Title: Techniques to Mitigate Performance Impact of Off-chip Data Migrations in Modern GPU Computing

Hyojong Kim

Ph.D. Student

School of Computer Science

College of Computing

Georgia Institute of Technology

Date: Friday, May 17, 2019

Time: 10:00 AM - 12:00 PM (EDT)

Location: Klaus 2100

Committee:

Dr. Hyesoon Kim (Advisor, School of Computer Science, Georgia Institute of Technology)

Dr. Ada Gavrilovska (School of Computer Science, Georgia Institute of Technology)
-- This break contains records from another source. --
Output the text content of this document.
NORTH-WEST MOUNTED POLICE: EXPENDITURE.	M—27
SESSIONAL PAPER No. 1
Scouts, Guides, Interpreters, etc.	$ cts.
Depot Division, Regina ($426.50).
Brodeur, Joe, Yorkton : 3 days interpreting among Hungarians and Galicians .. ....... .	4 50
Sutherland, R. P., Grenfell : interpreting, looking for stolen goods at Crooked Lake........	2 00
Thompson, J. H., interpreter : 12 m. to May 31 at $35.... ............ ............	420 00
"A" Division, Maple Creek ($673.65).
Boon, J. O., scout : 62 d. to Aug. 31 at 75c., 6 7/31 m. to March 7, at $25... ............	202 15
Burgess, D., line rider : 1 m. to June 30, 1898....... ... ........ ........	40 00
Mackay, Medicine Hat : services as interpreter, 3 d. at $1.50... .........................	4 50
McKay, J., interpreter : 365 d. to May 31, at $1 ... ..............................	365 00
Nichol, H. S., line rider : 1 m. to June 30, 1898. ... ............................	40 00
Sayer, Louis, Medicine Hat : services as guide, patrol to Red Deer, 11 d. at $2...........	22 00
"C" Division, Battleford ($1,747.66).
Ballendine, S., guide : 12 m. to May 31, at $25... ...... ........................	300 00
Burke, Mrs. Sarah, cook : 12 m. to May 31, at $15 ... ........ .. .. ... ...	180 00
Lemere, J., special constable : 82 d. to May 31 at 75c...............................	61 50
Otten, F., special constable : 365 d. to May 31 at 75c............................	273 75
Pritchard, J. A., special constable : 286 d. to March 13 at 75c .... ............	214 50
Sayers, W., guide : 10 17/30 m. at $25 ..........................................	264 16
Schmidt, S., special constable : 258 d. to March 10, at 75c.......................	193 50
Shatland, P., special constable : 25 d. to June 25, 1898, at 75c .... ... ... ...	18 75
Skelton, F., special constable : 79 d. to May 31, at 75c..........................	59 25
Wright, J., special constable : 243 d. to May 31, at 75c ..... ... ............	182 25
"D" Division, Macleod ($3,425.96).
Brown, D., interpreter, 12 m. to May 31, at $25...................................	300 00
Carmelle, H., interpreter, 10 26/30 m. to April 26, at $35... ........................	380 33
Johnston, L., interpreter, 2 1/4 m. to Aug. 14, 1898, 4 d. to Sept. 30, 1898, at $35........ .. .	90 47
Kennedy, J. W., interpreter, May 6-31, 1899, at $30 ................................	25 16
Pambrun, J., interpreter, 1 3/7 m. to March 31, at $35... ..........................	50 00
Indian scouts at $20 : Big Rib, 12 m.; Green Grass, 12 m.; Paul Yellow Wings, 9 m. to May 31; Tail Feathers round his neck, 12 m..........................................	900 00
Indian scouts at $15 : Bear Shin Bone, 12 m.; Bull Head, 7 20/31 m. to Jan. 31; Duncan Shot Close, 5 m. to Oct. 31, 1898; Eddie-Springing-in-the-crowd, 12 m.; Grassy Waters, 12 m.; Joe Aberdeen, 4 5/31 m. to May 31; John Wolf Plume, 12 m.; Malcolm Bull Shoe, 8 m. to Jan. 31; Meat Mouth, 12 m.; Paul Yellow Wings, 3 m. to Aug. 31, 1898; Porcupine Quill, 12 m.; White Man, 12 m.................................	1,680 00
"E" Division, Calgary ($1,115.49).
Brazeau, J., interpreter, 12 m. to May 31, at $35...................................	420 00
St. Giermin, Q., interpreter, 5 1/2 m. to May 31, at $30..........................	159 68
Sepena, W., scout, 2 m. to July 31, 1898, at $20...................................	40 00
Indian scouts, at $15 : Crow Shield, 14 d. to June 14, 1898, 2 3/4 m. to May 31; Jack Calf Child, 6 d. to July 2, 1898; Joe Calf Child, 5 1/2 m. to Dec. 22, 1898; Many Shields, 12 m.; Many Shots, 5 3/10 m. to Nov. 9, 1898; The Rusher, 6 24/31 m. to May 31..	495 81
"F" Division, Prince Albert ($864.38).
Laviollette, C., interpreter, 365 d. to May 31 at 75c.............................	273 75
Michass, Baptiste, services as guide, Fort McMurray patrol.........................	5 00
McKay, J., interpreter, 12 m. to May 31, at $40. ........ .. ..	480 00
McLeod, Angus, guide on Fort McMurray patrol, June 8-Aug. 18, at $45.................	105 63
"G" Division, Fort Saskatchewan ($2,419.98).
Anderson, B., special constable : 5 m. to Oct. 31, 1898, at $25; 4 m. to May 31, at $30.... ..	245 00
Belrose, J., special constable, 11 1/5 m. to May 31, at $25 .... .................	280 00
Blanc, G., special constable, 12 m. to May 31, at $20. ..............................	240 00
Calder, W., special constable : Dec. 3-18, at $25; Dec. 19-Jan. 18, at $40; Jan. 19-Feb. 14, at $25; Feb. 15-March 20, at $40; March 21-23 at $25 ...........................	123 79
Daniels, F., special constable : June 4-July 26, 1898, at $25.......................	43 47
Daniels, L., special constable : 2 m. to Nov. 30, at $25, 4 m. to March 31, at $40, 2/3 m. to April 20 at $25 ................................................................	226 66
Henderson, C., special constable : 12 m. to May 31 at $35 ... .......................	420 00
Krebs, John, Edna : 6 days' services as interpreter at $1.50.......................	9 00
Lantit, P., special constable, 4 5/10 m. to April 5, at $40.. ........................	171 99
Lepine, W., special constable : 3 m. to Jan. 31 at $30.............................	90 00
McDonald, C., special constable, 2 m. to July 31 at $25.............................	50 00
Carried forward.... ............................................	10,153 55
Dr. Moinuddin Qureshi (School of Electrical and Computer Engineering, Georgia Institute of Technology)

Abstract:

In response to unprecedented demand for compute and memory, modern graphics processing units (GPUs) allow use of multiple GPUs in a system or use of system memory (i.e., CPU memory) in a user-transparent manner. Compute capability scales out with the use of multiple GPUs, and the use of system memory provides an order of magnitude larger memory capacity to a GPU application. However, both techniques require data to be migrated over the system bus (e.g., PCIe bus in modern systems) on demand during execution. Provided that data migration over the PCIe bus takes much longer than what traditional GPUs are designed for, the efficacy of these techniques in provisioning high performance depends on mitigating the data migration overhead.

In this thesis proposal, I propose several ideas to help mitigating the data migration overhead. First, I propose CODA, a mechanism to enable co-location of computation and data for multi-GPU systems. CODA estimates the amount of exclusive data and selectively allocates them in a single GPU in the presence of fine-grained memory interleaving, while distributing shared data across multiple GPUs. It uses an affinity-based thread block scheduling policy to place compute in the same GPU as the data it accesses. This enables efficient use of multi-GPUs by exploiting compute capability provisioned by multi-GPUs, while minimizing unnecessary off-chip data migrations. Next, I propose SCD, a mechanism to realize an efficient unified memory management in modern GPUs. SCD reduces major inefficiencies that arise in the page fault handling mechanism employed in modern GPUs. SCD supports a CPU-like thread block context switching to reduce the number of batch processing and amortize the batch processing overhead. It takes page eviction off the critical path with no hardware changes by overlapping evictions with CPU-to-GPU page migrations. It reduces CPU-to-GPU page migration time by providing a lightweight, on-the-fly compression and decompression.